The outlook you have on situations in your life speaks to the kind of person that you are. I have been trying to focus on being a better person and a large part of that for me is changing my mindset. Today one of the nurses that I work with had an emergency and had to go home early. We desperately needed someone to cover her later hours and it didn’t seem like anyone was going to volunteer. Instead of thinking “why me?” I deliberately chose to think “why not me?”. If I can’t change the outcome of a situation, then my only option is to change my outlook on the situation.
When you have a bad day, try to remember that the bad days are what make the good days so magnificent. If you didn’t have bad days, you would’t appreciate the good days. This mindset goes for a lot of things. For example, I was in a very unhealthy relationship before I started dating my now-husband. It was my first exposure to a drug addict and I was completely unaware of what his behaviors signified.
Looking back, there were so many warning signs. He was stealing my seizure medication and selling it – when I approached him with my suspicions, he accused me of abusing my meds. I would wake up in the middle of the night and he would be gone (we lived together) and I would have to go out searching for him until he decided to come back. His stories never added up and he made me feel like a worthless human being. I lost my mind when I was in that relationship and I ended up in a psychiatric hospital due to a suicide attempt that December. Those moments were heartbreaking, but they also changed my life.

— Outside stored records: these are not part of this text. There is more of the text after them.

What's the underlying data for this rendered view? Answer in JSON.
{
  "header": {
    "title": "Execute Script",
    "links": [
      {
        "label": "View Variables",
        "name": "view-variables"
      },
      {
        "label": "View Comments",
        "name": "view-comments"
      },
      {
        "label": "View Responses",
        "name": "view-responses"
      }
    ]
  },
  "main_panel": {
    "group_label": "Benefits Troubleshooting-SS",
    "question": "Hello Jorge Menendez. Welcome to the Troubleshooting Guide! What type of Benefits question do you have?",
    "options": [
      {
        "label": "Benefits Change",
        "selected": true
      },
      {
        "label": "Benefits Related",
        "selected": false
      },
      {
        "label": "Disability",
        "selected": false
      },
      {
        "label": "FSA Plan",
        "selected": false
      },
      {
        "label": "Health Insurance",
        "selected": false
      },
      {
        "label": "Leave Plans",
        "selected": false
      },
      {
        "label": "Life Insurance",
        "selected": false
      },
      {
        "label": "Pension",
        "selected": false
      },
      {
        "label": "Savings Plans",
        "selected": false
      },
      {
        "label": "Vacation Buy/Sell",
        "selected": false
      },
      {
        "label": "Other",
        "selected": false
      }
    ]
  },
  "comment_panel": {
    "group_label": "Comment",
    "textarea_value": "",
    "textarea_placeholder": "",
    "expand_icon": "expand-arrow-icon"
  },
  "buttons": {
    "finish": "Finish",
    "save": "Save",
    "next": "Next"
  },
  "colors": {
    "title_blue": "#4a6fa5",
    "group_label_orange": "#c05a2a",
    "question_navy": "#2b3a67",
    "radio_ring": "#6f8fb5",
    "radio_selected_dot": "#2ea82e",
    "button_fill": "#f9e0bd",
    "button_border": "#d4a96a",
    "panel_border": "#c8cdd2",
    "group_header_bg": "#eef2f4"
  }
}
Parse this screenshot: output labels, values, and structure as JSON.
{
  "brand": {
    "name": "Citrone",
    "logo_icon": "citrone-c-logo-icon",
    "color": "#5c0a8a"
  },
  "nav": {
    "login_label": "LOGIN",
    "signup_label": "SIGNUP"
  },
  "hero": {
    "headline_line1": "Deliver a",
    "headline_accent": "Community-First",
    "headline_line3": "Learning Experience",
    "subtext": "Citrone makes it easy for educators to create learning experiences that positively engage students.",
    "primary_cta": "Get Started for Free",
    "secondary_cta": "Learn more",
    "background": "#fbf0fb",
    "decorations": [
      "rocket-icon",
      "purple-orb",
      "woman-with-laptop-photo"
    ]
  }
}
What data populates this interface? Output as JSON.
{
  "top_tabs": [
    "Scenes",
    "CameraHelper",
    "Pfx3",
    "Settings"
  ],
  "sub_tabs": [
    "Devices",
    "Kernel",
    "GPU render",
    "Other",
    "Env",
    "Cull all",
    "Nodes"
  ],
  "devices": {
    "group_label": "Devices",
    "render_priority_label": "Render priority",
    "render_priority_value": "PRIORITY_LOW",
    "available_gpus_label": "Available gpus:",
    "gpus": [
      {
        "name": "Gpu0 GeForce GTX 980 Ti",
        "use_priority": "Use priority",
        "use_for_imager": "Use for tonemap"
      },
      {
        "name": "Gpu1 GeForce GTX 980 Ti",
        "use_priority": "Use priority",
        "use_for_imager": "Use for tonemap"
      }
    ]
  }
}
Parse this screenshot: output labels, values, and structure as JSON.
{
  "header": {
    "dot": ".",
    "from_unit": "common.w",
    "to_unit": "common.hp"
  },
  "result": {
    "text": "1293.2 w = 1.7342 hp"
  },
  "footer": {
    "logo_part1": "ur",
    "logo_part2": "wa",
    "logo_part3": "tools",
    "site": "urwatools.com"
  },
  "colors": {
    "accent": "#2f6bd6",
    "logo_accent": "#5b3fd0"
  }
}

When I was admitted to the hospital, the guy I was with relapsed and went to prison for parole violation. I now know that was the best thing that could have happened to me at that point. It was just the thing I needed to wake me up and get me out of that situation.

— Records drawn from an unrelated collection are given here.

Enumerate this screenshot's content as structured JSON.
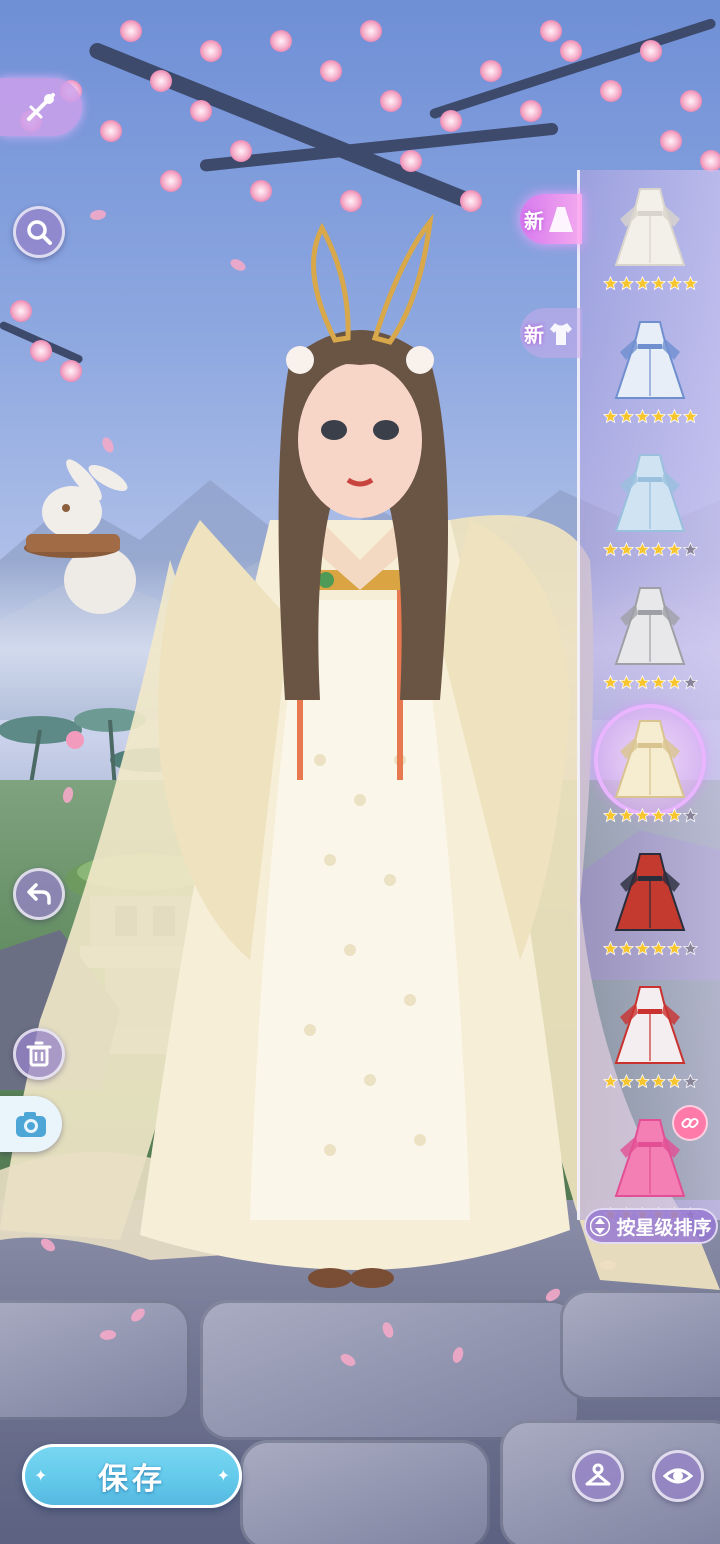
{
  "toolbar": {
    "filter_icon": "hairpin-filter-icon",
    "search_icon": "search-icon",
    "undo_icon": "undo-icon",
    "delete_icon": "trash-icon",
    "camera_icon": "camera-icon"
  },
  "categories": [
    {
      "new_badge": "新",
      "active": true,
      "icon": "dress-icon"
    },
    {
      "new_badge": "新",
      "active": false,
      "icon": "top-icon"
    }
  ],
  "items": [
    {
      "name": "white-cape-gown",
      "stars": 6,
      "max_stars": 6,
      "colors": [
        "#f3f0ea",
        "#d9d4cc"
      ]
    },
    {
      "name": "blue-white-qipao",
      "stars": 6,
      "max_stars": 6,
      "colors": [
        "#e8eef8",
        "#6f8fcf"
      ]
    },
    {
      "name": "lightblue-hanfu",
      "stars": 5,
      "max_stars": 6,
      "colors": [
        "#cfe3f2",
        "#9ac0dd"
      ]
    },
    {
      "name": "grey-white-robe",
      "stars": 5,
      "max_stars": 6,
      "colors": [
        "#e8e8ea",
        "#9fa0a6"
      ]
    },
    {
      "name": "cream-moon-hanfu",
      "stars": 5,
      "max_stars": 6,
      "colors": [
        "#f6ecd0",
        "#d9c48f"
      ],
      "selected": true
    },
    {
      "name": "red-warrior-outfit",
      "stars": 5,
      "max_stars": 6,
      "colors": [
        "#c53a2e",
        "#2a2d3c"
      ]
    },
    {
      "name": "red-white-dress",
      "stars": 5,
      "max_stars": 6,
      "colors": [
        "#f4eef0",
        "#c9322f"
      ]
    },
    {
      "name": "pink-layered-gown",
      "stars": 5,
      "max_stars": 6,
      "colors": [
        "#f47fb4",
        "#e24f94"
      ],
      "linked": true
    }
  ],
  "sort": {
    "label": "按星级排序",
    "icon": "sort-arrows-icon"
  },
  "save": {
    "label": "保存"
  },
  "bottom_right": {
    "wardrobe_icon": "hanger-icon",
    "preview_icon": "eye-icon"
  },
  "colors": {
    "accent": "#61c8ea",
    "panel": "#b9a6e6",
    "star": "#f7c62f",
    "star_empty": "#8a8499"
  }
}
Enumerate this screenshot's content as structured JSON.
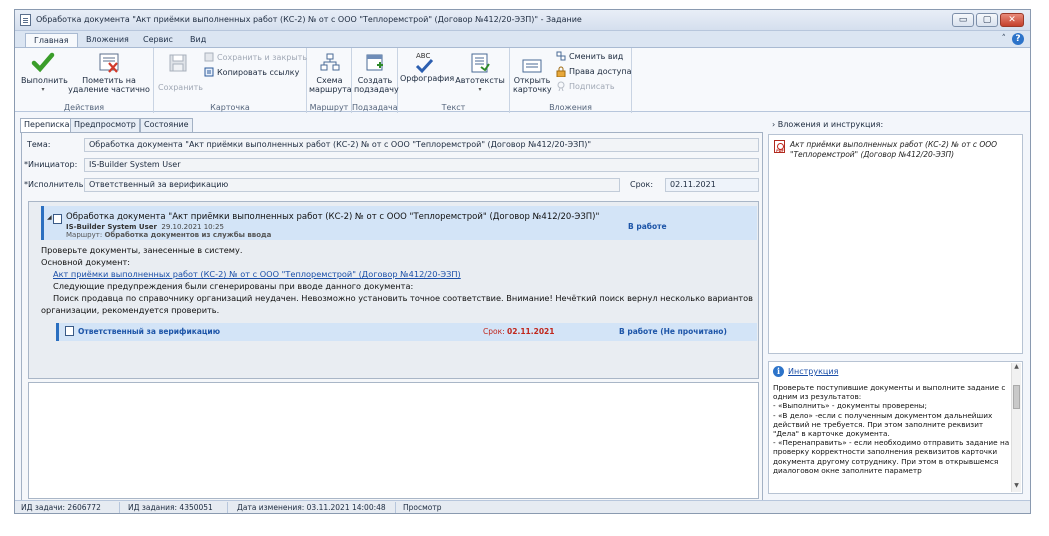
{
  "window": {
    "title": "Обработка документа \"Акт приёмки выполненных работ (КС-2) № от  с ООО \"Теплоремстрой\" (Договор №412/20-ЭЗП)\" - Задание",
    "min_label": "▭",
    "max_label": "▢",
    "close_label": "✕"
  },
  "ribbon_tabs": [
    "Главная",
    "Вложения",
    "Сервис",
    "Вид"
  ],
  "ribbon": {
    "actions": {
      "group_label": "Действия",
      "execute": "Выполнить",
      "mark_delete_1": "Пометить на",
      "mark_delete_2": "удаление частично"
    },
    "card": {
      "group_label": "Карточка",
      "save": "Сохранить",
      "save_close": "Сохранить и закрыть",
      "copy_link": "Копировать ссылку"
    },
    "route": {
      "group_label": "Маршрут",
      "scheme_1": "Схема",
      "scheme_2": "маршрута"
    },
    "subtask": {
      "group_label": "Подзадача",
      "create_1": "Создать",
      "create_2": "подзадачу"
    },
    "text": {
      "group_label": "Текст",
      "spelling": "Орфография",
      "autotext": "Автотексты",
      "abc": "ABC"
    },
    "attachments": {
      "group_label": "Вложения",
      "open_card_1": "Открыть",
      "open_card_2": "карточку",
      "change_view": "Сменить вид",
      "access_rights": "Права доступа",
      "sign": "Подписать"
    }
  },
  "form_tabs": [
    "Переписка",
    "Предпросмотр",
    "Состояние"
  ],
  "form": {
    "subject_label": "Тема:",
    "subject_value": "Обработка документа \"Акт приёмки выполненных работ (КС-2) № от  с ООО \"Теплоремстрой\" (Договор №412/20-ЭЗП)\"",
    "initiator_label": "*Инициатор:",
    "initiator_value": "IS-Builder System User",
    "executor_label": "*Исполнитель:",
    "executor_value": "Ответственный за верификацию",
    "due_label": "Срок:",
    "due_value": "02.11.2021"
  },
  "thread": {
    "expander": "◢",
    "title": "Обработка документа \"Акт приёмки выполненных работ (КС-2) № от с ООО \"Теплоремстрой\" (Договор №412/20-ЭЗП)\"",
    "author": "IS-Builder System User",
    "date": "29.10.2021 10:25",
    "route_label": "Маршрут:",
    "route_value": "Обработка документов из службы ввода",
    "status": "В работе",
    "body_line1": "Проверьте документы, занесенные в систему.",
    "body_line2": "Основной документ:",
    "doc_link": "Акт приёмки выполненных работ (КС-2) № от  с ООО \"Теплоремстрой\" (Договор №412/20-ЭЗП)",
    "body_line3": "Следующие предупреждения были сгенерированы при вводе данного документа:",
    "body_line4": "Поиск продавца по справочнику организаций неудачен. Невозможно установить точное соответствие. Внимание! Нечёткий поиск вернул несколько вариантов",
    "body_line5": "организации, рекомендуется проверить.",
    "subtask_who": "Ответственный за верификацию",
    "subtask_due_label": "Срок:",
    "subtask_due_value": "02.11.2021",
    "subtask_status": "В работе (Не прочитано)"
  },
  "right_pane": {
    "header": "Вложения и инструкция:",
    "attachment": "Акт приёмки выполненных работ (КС-2) № от  с ООО \"Теплоремстрой\" (Договор №412/20-ЭЗП)",
    "instruction_link": "Инструкция",
    "instruction_lines": [
      "Проверьте поступившие документы и выполните задание с одним из результатов:",
      "- «Выполнить» - документы проверены;",
      "- «В дело» -если с полученным документом дальнейших действий не требуется. При этом заполните реквизит \"Дела\" в карточке документа.",
      "- «Перенаправить» - если необходимо отправить задание на проверку корректности заполнения реквизитов карточки документа другому сотруднику. При этом в открывшемся диалоговом окне заполните параметр"
    ]
  },
  "statusbar": {
    "task_id": "ИД задачи: 2606772",
    "job_id": "ИД задания: 4350051",
    "changed": "Дата изменения: 03.11.2021 14:00:48",
    "mode": "Просмотр"
  },
  "colors": {
    "accent": "#2b6fc0",
    "due_red": "#c0261c",
    "status_blue": "#1d55a8",
    "highlight": "#d3e4f7"
  }
}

This is when I starting hanging out with Blake (my husband). We worked together for a while, but I was in a relationship at the time. After I got home from the hospital and eventually went back to work, we became friends. I told myself that I wasn’t ready for another relationship, so we just stayed friends for a while. But then we fell in love, I went to nursing school, we got married, and the rest is history.
For a while I was angry. I didn’t understand why I had to experience the things that I did. I thought about how “unfair” it was and wondered why God would let something like that relationship happen in my life. I did a lot of “why me?” thinking.

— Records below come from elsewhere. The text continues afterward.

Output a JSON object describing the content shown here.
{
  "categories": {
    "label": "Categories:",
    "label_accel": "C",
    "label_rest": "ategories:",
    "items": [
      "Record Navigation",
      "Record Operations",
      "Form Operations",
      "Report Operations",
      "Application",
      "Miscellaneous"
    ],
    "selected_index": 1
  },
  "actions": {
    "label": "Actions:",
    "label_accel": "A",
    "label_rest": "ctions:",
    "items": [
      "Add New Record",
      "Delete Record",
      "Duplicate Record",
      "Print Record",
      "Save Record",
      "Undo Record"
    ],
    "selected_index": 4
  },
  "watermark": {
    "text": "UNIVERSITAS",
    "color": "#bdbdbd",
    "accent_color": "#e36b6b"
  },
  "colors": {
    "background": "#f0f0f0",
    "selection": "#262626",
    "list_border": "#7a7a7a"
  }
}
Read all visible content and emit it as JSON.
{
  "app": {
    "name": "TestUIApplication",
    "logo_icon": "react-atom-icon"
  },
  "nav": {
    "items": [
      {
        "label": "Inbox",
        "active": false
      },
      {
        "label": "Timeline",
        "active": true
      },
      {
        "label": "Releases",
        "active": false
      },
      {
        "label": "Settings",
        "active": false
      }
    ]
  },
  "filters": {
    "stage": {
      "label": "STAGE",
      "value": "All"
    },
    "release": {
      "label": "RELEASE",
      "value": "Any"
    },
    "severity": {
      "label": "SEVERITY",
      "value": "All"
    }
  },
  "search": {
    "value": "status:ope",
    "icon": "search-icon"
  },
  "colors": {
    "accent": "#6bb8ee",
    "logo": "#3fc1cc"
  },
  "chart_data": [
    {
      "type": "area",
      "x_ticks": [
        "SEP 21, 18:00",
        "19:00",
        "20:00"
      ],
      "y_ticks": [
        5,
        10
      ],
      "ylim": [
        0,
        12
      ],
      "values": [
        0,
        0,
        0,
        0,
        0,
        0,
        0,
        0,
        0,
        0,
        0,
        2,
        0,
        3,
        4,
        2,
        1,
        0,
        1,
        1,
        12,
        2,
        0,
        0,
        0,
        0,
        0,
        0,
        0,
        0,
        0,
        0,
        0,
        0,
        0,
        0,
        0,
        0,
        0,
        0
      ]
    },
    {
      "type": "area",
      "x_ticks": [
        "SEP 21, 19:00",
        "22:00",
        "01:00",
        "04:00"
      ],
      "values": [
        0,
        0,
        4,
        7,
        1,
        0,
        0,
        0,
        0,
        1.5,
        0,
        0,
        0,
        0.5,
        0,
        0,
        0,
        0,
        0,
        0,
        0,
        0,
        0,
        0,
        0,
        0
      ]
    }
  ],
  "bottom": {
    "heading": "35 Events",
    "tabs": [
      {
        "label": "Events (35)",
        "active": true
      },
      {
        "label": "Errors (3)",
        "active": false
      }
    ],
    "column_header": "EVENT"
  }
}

As my relationship with my now-husband blossomed, I realized why I went through the emotionally abusive relationship that tore me apart. It’s because those bad days and bad experiences make me appreciate my husband and what we have so much more. My husband is such a kind man and if it weren’t for my relationship with my ex, I don’t think I would have appreciated my husband the way he deserves.
I wish my ex all of the happiness and health in the world. Just because he is/was an addict doesn’t mean that he is a bad person. But I will say that I am so incredibly grateful that the chapter in my life that included him is long gone. I learned so much about people and myself during that relationship. I have decided that instead of dwelling on the terrible and scary parts of life, I will focus on what I learned from the experience and how I have grown from the challenges that arise.
I can’t change what happened in my past, but I can decide how I will use those experiences to better my future.
I hope that you can find the strength within yourself to do the same.